Epic antitrust case versus Apple in Australia gets three-month stay
An Australian judge has ruled that Epic’s lawsuit against Apple in Australia will be temporarily suspended as the two sides prepare for a trial in the US, Gizmodo Australia reported. Apple had asked for a permanent stay of the case in Australia, arguing that the US and Australia cases were very similar, and that the matter should be settled in the original jurisdiction of the United States.
The two companies are fighting over Epic’s battle royale game Fortnite, and the fees Apple charges. In August, Epic set up its own in-game payments system, effectively circumventing Apple’s App Store payments and avoiding the 30 percent surcharge Apple collects on App Store purchases. Apple then removed Fortnite from its iOS App Store for violating its rules. Epic fired back with an antitrust lawsuit seeking to establish Apple’s App Store as a monopoly and tried to rally Fortnite fans with a protest video mocking Apple’s iconic “1984” ad.

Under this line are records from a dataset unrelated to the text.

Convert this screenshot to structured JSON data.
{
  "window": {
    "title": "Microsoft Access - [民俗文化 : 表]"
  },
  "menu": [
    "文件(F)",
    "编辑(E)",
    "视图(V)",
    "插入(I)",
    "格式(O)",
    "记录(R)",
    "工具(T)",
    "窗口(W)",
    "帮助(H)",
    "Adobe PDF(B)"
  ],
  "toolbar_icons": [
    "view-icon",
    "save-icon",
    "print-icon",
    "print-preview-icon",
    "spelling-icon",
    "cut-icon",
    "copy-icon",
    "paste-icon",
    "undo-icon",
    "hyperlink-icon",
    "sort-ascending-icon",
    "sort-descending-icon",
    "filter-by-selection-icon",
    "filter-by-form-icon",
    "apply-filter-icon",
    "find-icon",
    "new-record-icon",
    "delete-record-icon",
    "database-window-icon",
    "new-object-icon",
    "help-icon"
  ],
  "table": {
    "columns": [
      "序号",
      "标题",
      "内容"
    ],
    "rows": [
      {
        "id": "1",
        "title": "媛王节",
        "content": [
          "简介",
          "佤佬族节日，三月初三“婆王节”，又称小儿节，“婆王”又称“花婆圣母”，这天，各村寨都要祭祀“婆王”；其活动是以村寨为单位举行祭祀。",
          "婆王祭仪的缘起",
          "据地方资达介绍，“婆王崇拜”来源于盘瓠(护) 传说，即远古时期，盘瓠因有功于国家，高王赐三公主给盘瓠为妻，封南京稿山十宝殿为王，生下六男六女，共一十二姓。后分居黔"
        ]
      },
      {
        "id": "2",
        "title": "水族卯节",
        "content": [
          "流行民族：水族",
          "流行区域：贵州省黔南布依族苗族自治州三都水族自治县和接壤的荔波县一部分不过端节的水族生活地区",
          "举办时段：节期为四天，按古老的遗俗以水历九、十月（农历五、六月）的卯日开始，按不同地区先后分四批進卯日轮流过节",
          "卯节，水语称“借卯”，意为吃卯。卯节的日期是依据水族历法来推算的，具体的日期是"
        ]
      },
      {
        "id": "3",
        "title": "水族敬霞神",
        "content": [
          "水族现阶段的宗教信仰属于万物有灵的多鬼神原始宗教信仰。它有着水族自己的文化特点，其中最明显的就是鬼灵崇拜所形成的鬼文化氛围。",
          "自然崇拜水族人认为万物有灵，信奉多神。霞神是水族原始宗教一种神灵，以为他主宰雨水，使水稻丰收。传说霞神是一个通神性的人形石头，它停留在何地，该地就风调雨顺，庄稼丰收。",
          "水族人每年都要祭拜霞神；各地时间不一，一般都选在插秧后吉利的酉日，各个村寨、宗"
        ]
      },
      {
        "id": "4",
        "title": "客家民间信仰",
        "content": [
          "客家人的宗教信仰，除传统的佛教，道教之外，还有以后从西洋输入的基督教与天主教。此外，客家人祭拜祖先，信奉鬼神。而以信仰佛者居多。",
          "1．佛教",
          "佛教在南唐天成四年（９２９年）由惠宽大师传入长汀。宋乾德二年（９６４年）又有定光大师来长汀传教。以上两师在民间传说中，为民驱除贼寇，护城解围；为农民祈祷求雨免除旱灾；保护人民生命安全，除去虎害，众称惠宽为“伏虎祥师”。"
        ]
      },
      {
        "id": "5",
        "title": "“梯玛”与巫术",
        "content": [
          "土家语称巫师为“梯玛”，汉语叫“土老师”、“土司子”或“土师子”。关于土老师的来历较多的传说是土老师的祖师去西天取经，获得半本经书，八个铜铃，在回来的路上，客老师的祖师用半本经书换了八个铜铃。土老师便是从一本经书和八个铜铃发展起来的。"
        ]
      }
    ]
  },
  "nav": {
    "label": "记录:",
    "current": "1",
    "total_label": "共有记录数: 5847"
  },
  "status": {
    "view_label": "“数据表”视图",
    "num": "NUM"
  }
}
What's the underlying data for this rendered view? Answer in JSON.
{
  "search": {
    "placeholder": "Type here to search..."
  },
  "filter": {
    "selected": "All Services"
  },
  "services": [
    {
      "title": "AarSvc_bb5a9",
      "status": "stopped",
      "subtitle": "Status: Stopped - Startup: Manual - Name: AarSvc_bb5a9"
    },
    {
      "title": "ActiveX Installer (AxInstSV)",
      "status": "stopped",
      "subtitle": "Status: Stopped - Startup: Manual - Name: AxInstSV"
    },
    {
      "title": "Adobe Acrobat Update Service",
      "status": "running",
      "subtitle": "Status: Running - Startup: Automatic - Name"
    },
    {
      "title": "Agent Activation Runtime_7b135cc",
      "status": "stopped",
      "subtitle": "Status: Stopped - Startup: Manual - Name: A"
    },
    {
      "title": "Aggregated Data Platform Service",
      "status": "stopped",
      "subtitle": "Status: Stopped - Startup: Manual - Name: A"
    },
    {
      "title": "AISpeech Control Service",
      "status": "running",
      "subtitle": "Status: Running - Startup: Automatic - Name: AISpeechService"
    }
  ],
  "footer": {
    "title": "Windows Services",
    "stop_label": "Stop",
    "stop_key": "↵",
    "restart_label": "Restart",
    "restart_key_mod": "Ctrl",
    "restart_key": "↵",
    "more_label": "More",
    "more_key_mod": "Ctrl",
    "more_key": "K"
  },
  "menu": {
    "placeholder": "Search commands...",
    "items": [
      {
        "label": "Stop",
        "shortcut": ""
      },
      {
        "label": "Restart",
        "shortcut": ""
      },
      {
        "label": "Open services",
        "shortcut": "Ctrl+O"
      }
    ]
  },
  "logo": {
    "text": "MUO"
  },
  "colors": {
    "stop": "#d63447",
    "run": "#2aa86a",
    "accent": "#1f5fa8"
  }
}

In November, Epic filed a similar legal claim against Apple in Australia, saying the iPhone maker’s conduct was “unconscionable, and breaches the Australian Consumer Law as well as various sections of the Competition and Consumer Act [of] 2010.” Epic has also filed similar claims against Google and its mobile app store.
Australian Judge Nye Perram ordered Friday that the case in that country be temporarily stayed for three months. He also said the proceedings will continue to be suspended in Australia if Epic continues to pursue its case in the US, but could bring the case back to Australian courts depending on the outcome in the US.
On Thursday, Apple and Epic filed proposed findings of fact documents for the US court case, which is set to open in California on May 3rd.
Neither Epic nor Apple immediately replied to requests for comment from The Verge on Saturday.